How to end violent motives, according to 'Virtuous Violence'

Answer: Convince people to update their cultural norms and relationship models. Here's why.

Only a small proportion of all violence is an instrumental effort to get something, like someone else’s wallet, Alan Page Fiske and Tage Shakti Rai maintain in their 2014 book Virtuous Violence: Hurting and Killing to Create, Sustain, End, and Honor Social Relationships. Most violence, they say, springs from motivations within the perpetrator’s moral worldview, meaning that the perpetrator resorts to violence to constitute or regulate an important relationship “with a fully moral partner” especially as a kind of punishment or revenge. The perpetrator (and those around them) perceive it as a moral obligation to carry out the violence even if doing so triggers “guilt, shame, remorse, sadness, nausea, or horror” due to competing motives; overall, to the group, the violence “makes local sociocultural sense.”

Commonly, people understand their “setbacks, failures, illnesses, injuries, and deaths” to have been inflicted upon them by angry “deceased ancestors, spirits, or deities". This is just a supernaturally illustrated instance of the same principle. They believe the gods use violence to manage relationships, too.

Steven Pinker wrote the foreword, in which he claimed that his own prior book, The Better Angels of Our Nature: Why Violence Has Declined, included a similar claim that violent people believe they are acting for a higher good. He praised “Fiske’s theory of relational models [as] the best — indeed the only — overarching theory of social psychology.” This refers to an identification of four types of relationships — Fiske calls them "communal sharing" (CS), "authority ranking" (AR), "equality matching" (EM), and "market pricing" (MP) — any or all of which can be transgressed and thus lead to violence.

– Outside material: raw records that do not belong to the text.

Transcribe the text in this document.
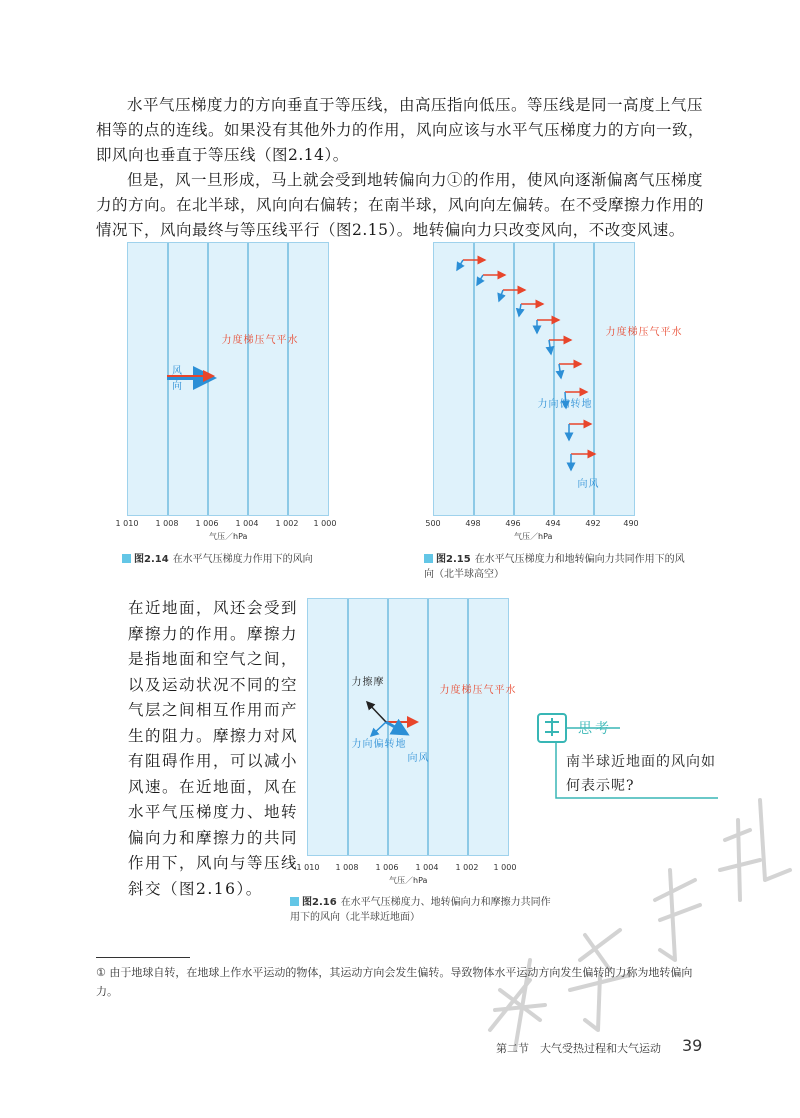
水平气压梯度力的方向垂直于等压线，由高压指向低压。等压线是同一高度上气压相等的点的连线。如果没有其他外力的作用，风向应该与水平气压梯度力的方向一致，即风向也垂直于等压线（图2.14）。

但是，风一旦形成，马上就会受到地转偏向力①的作用，使风向逐渐偏离气压梯度力的方向。在北半球，风向向右偏转；在南半球，风向向左偏转。在不受摩擦力作用的情况下，风向最终与等压线平行（图2.15）。地转偏向力只改变风向，不改变风速。

风向
水平气压梯度力
1 010 1 008 1 006 1 004 1 002 1 000
气压／hPa
图2.14 在水平气压梯度力作用下的风向
水平气压梯度力
地转偏向力
风向
500	498	496	494	492	490
气压／hPa
图2.15 在水平气压梯度力和地转偏向力共同作用下的风向（北半球高空）

在近地面，风还会受到摩擦力的作用。摩擦力是指地面和空气之间，以及运动状况不同的空气层之间相互作用而产生的阻力。摩擦力对风有阻碍作用，可以减小风速。在近地面，风在水平气压梯度力、地转偏向力和摩擦力的共同作用下，风向与等压线斜交（图2.16）。

摩擦力
地转偏向力
风向
水平气压梯度力
1 010 1 008 1 006 1 004 1 002 1 000
气压／hPa
图2.16 在水平气压梯度力、地转偏向力和摩擦力共同作用下的风向（北半球近地面）
思考
南半球近地面的风向如何表示呢?
① 由于地球自转，在地球上作水平运动的物体，其运动方向会发生偏转。导致物体水平运动方向发生偏转的力称为地转偏向力。
第二节　大气受热过程和大气运动 39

In particular, violence is used to uphold expected relationships based on who one is, such as establishing power dynamics based on race and gender (CS, AR), as well as on what one has done to earn one's treatment by others (EM, MP).

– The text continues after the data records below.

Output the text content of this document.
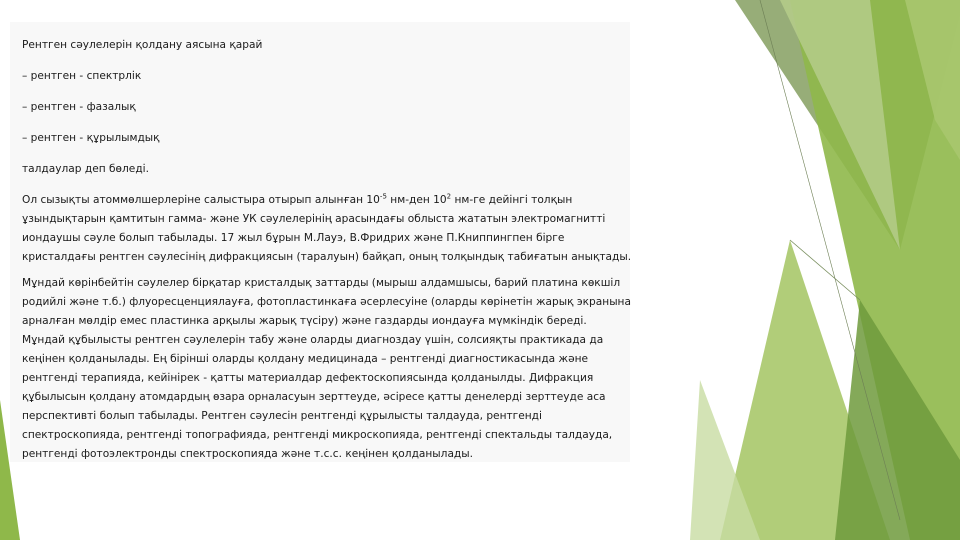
Рентген сәулелерін қолдану аясына қарай

– рентген - спектрлік

– рентген - фазалық

– рентген - құрылымдық

талдаулар деп бөледі.

Ол сызықты атоммөлшерлеріне салыстыра отырып алынған $10^{-5}$ нм-ден $10^2$ нм-ге дейінгі толқын ұзындықтарын қамтитын гамма- және УК сәулелерінің арасындағы облыста жататын электромагнитті иондаушы сәуле болып табылады. 17 жыл бұрын М.Лауэ, В.Фридрих және П.Книппингпен бірге кристалдағы рентген сәулесінің дифракциясын (таралуын) байқап, оның толқындық табиғатын анықтады.

Мұндай көрінбейтін сәулелер бірқатар кристалдық заттарды (мырыш алдамшысы, барий платина көкшіл родийлі және т.б.) флуоресценциялауға, фотопластинкаға әсерлесуіне (оларды көрінетін жарық экранына арналған мөлдір емес пластинка арқылы жарық түсіру) және газдарды иондауға мүмкіндік береді. Мұндай құбылысты рентген сәулелерін табу және оларды диагноздау үшін, солсияқты практикада да кеңінен қолданылады. Ең бірінші оларды қолдану медицинада – рентгенді диагностикасында және рентгенді терапияда, кейінірек - қатты материалдар дефектоскопиясында қолданылды. Дифракция құбылысын қолдану атомдардың өзара орналасуын зерттеуде, әсіресе қатты денелерді зерттеуде аса перспективті болып табылады. Рентген сәулесін рентгенді құрылысты талдауда, рентгенді спектроскопияда, рентгенді топографияда, рентгенді микроскопияда, рентгенді спектальды талдауда, рентгенді фотоэлектронды спектроскопияда және т.с.с. кеңінен қолданылады.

A 1996 paper by Bandura et al. in the Journal of Personality and Social Psychology proposed a scale to measure moral disengagement based on one's willingness to use violence and lies to protect one's in-group. Fiske and Rai, however, say that behavior sure looks like moral engagement to them. Even if your personal or cultural norms hold that “moral motives must be peaceful,” it doesn’t mean that people with violent motives aren’t engaging in moral reasoning of their own. Once you accept that the violence is morally motivated, it “makes no sense” to understand violence as dehumanizing its victim, since the perpetrator must assume the victim is human enough to bear guilt and to feel pain “in order for his punishment to have any moral meaning.” Perpetrators “fully appreciate that they are hurting fully human beings, and judge that it is right to hurt them.” The prefixes of dis-engagement and de-humanization are also confusing here because they imply "an original state of social relatedness…[and] moral engagement” that has been abandoned in the act of violence.

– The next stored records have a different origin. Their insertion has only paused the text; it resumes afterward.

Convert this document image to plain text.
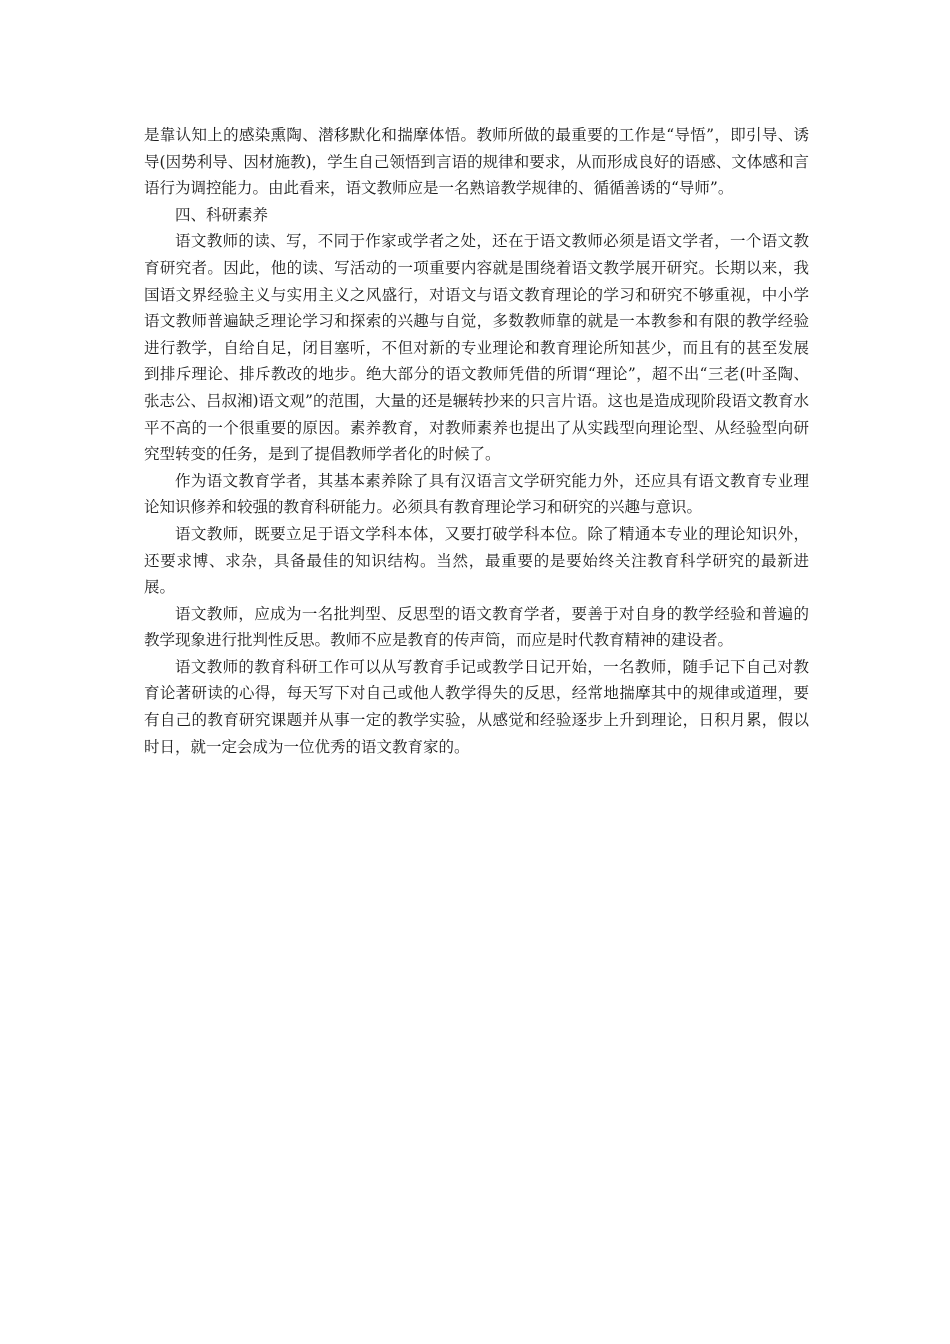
是靠认知上的感染熏陶、潜移默化和揣摩体悟。教师所做的最重要的工作是“导悟”，即引导、诱导(因势利导、因材施教)，学生自己领悟到言语的规律和要求，从而形成良好的语感、文体感和言语行为调控能力。由此看来，语文教师应是一名熟谙教学规律的、循循善诱的“导师”。

四、科研素养

语文教师的读、写，不同于作家或学者之处，还在于语文教师必须是语文学者，一个语文教育研究者。因此，他的读、写活动的一项重要内容就是围绕着语文教学展开研究。长期以来，我国语文界经验主义与实用主义之风盛行，对语文与语文教育理论的学习和研究不够重视，中小学语文教师普遍缺乏理论学习和探索的兴趣与自觉，多数教师靠的就是一本教参和有限的教学经验进行教学，自给自足，闭目塞听，不但对新的专业理论和教育理论所知甚少，而且有的甚至发展到排斥理论、排斥教改的地步。绝大部分的语文教师凭借的所谓“理论”，超不出“三老(叶圣陶、张志公、吕叔湘)语文观”的范围，大量的还是辗转抄来的只言片语。这也是造成现阶段语文教育水平不高的一个很重要的原因。素养教育，对教师素养也提出了从实践型向理论型、从经验型向研究型转变的任务，是到了提倡教师学者化的时候了。

作为语文教育学者，其基本素养除了具有汉语言文学研究能力外，还应具有语文教育专业理论知识修养和较强的教育科研能力。必须具有教育理论学习和研究的兴趣与意识。

语文教师，既要立足于语文学科本体，又要打破学科本位。除了精通本专业的理论知识外，还要求博、求杂，具备最佳的知识结构。当然，最重要的是要始终关注教育科学研究的最新进展。

语文教师，应成为一名批判型、反思型的语文教育学者，要善于对自身的教学经验和普遍的教学现象进行批判性反思。教师不应是教育的传声筒，而应是时代教育精神的建设者。

语文教师的教育科研工作可以从写教育手记或教学日记开始，一名教师，随手记下自己对教育论著研读的心得，每天写下对自己或他人教学得失的反思，经常地揣摩其中的规律或道理，要有自己的教育研究课题并从事一定的教学实验，从感觉和经验逐步上升到理论，日积月累，假以时日，就一定会成为一位优秀的语文教育家的。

Violence is usually treated as “the essence of evil,” but this is a mistaken understanding. “Morality is about regulating social relationships, and violence is one way to regulate relationships.” Ordinary people “feel that it is morally right or even obligatory to be violent.” They do it “to create, conduct, protect, redress, terminate, or mourn social relationships with the victim or with others....to create, sustain, modulate, and repair the relationships that matter to them, to terminate relationships that become intolerable, or to mourn the loss of a partner.”

That is not to say that violence is (objectively) moral. It is only to say that real people perceive and reason it to be moral within whatever cultural view binds them. To argue that violence is truly immoral (as seen from some outside perspective) or that the violent person somehow misunderstands their own cultural norms is not the project of Fiske and Rai's book.

The authors present a recipe for "the only way to reduce morally motivated violence": Bolster relationship norms that support nonviolence and prohibit violence, grow networks of relationships that uphold these norms with complete clarity, and build awareness and consensus about these norms and relationship networks so that everyone knows that everyone else agrees on them. This is "what cultural change consists of: consensual transformation of preos and metarelational models." "Preos" and "metarelational models" are their funny words for cultural norms and complex relationships between multiple people. It just might work.